Starting Again…This Time From The Very Beginning
The AT totally understood what I was saying about being overwhelmed and wanting to start over. We talked a bit about what starting over would look like, and I said that I was slipping back into old therapy habits (from my prior therapist) and that I had really wanted to try to do therapy differently this time. I had decided that I would talk more and censor myself less when I started with the AT and for a while it worked…And then things got hard and I just slipped back into safe and familiar habits. The other thing I used to do that I wanted to change was that I would talk to my PNP about some stuff, but not my therapist. However, I didn’t think this the best approach as it is stuff that I think I should be talking to my therapist about…Really, I can talk to both of them…But I shouldn’t be excluding one over the other. That is a habit I have slipped back into that I want to pull out of. So, those were my ideas about starting over, to get back on track with developing new therapy habits.
From the AT’s perspective, he wants to do starting over by starting at the beginning. What was life like for me pre-trauma? It was so long ago…It is almost hard to remember, but there are wispy bits of security and happiness that I can feel. So, in true Art Therapist form, he asked me to draw a picture of the pre-trauma me. (Later, he encouraged me to take a picture of it…So, I actually have a picture of something that I did in a session to share with you!)
Here’s the picture:
Then he had me write what the little girl would say. I said that she would say that she wishes she could take the feelings of safety and freedom and joy with her through her life…Ummm…I can’t remember the next part I wrote, but then she said that she was plucky and stubborn and caring and that these were things that could help her. Welll…It was something along those lines anyway.
And then we chatted a little bit about the context of the picture and I told the AT that I had grown up on a sheep farm. In the picture, I am holding a bottle to bottle feed the lamb next to me. That is one of my happiest memories from when I was a little girl. I loved taking care of the lambs…I used to spend hours in the barnyard playing with the lambs and the sheep…It was good times then.
And for the first time in a very long time, I did not leave my therapy session dissociated. As matter of fact, I think I barely dissociated at all.

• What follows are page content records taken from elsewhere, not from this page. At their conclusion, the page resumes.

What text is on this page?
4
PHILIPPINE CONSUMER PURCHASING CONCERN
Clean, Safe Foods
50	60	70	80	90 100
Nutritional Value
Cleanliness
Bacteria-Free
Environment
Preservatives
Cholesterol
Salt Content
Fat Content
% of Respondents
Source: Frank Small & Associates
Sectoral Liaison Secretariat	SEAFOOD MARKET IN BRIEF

And for the first time in a long time, I left feeling like, “I can do this.” And I actually felt good about our session.
What I didn’t realize was how stressful therapy has been for me…I see it now because after I left yesterday, I felt hugely relieved, like a big burden had been taken off my back…Relieved that the AT heard what I was saying about therapy being too much, relieved that he is taking a new angle on our work, and relieved that I feel like I can do it.
Now…the next question is….Will this big sigh of relief mean that I can stop my food hyper-focus? Will I still need to have inflexible control? Or can I sit back a little bit and cut myself some slack? We shall see.
Oh…and the AT also told me to get back on board with the mandalas. 😉 As you can see, I have!